Analysis of internal flow characteristics of squirrel-cage fan with multi-directional air intake impeller

Abstract

The separate flow in the inlet region of the squirrel-cage fan, caused by airflow steering, hinders the further improvement of internal flow state and aerodynamic performance. This study proposes a multi-directional air intake design of the impeller to solve this problem. Specifically, a new parameter known as D* is introduced in this study to represent the axial air intake parameter of the impeller. Subsequently, the key parameters of the multi-directional air intake impeller (D*, entrance blade angle, exit blade angle) are optimally designed using an orthogonal experimental and CFD numerical simulation. These results are further validated through experimentation, demonstrating that a well-designed multi-directional air intake impeller can increase the fan's air volume, total pressure, and total efficiency by 27.3%, 12.6%, and 5.2%, respectively. Furthermore, it has been observed that the inclusion of an axial air intake in the impeller diminishes the impact of the entrance blade angle on fan efficiency.
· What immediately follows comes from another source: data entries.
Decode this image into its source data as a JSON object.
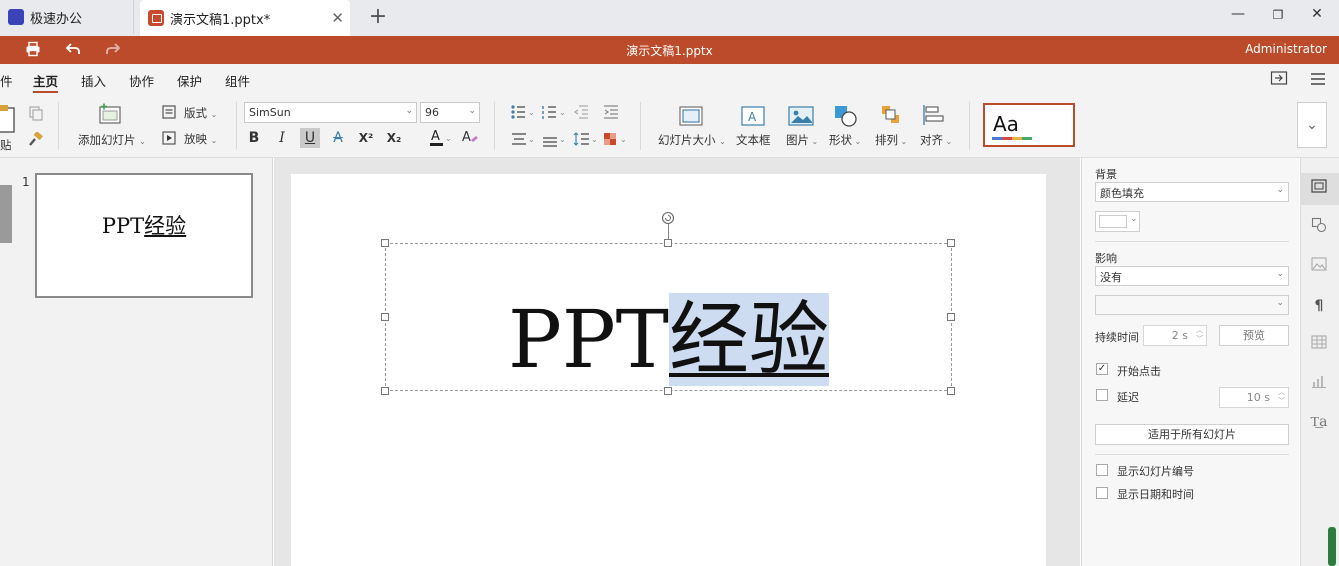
{
  "tabs": [
    {
      "label": "极速办公"
    },
    {
      "label": "演示文稿1.pptx*"
    }
  ],
  "window": {
    "title": "演示文稿1.pptx",
    "user": "Administrator"
  },
  "menu": {
    "cut_label": "件",
    "items": [
      {
        "label": "主页",
        "active": true
      },
      {
        "label": "插入"
      },
      {
        "label": "协作"
      },
      {
        "label": "保护"
      },
      {
        "label": "组件"
      }
    ]
  },
  "toolbar": {
    "paste_label": "贴",
    "add_slide_label": "添加幻灯片",
    "layout_label": "版式",
    "play_label": "放映",
    "font_name": "SimSun",
    "font_size": "96",
    "slide_size_label": "幻灯片大小",
    "textbox_label": "文本框",
    "image_label": "图片",
    "shape_label": "形状",
    "arrange_label": "排列",
    "align_label": "对齐",
    "theme_preview": "Aa",
    "format": {
      "bold": "B",
      "italic": "I",
      "underline": "U",
      "strike": "A",
      "superscript": "X²",
      "subscript": "X₂"
    }
  },
  "slides_panel": {
    "slide_number": "1",
    "thumb_text_a": "PPT",
    "thumb_text_b": "经验"
  },
  "slide": {
    "text_plain": "PPT",
    "text_selected": "经验"
  },
  "right_panel": {
    "background_label": "背景",
    "background_fill": "颜色填充",
    "effect_label": "影响",
    "effect_value": "没有",
    "duration_label": "持续时间",
    "duration_value": "2 s",
    "preview_button": "预览",
    "start_on_click": "开始点击",
    "start_on_click_checked": true,
    "delay_label": "延迟",
    "delay_checked": false,
    "delay_value": "10 s",
    "apply_all_button": "适用于所有幻灯片",
    "show_slide_number": "显示幻灯片编号",
    "show_date_time": "显示日期和时间"
  },
  "colors": {
    "accent": "#bc4b2b",
    "selection": "#cddcf1"
  }
}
When evaluating different-sized models, the influence of the axial dimensionless parameter D* on the fan total efficiency shows a consistent pattern, which is worth noting that the efficiency does not necessarily increase with increasing values of D*, but rather the fan efficiency peaks when D* is approximately 0.5. The analysis of the flow field and entropy generation inside the fan reveal that the design can weaken the separation vortex at the inlet and shift the position of vortex core towards the impeller's leading edge, so as to eclectically enhance the uniformity of the impeller inlet and outlet, ultimately optimizing the aerodynamic characteristics within the fan. This study presents a novel approach to controlling the inlet separation flow of a squirrel-cage fan and provides a reference to elucidate the mechanism of internal flow evolution with the multi-directional air intake impeller.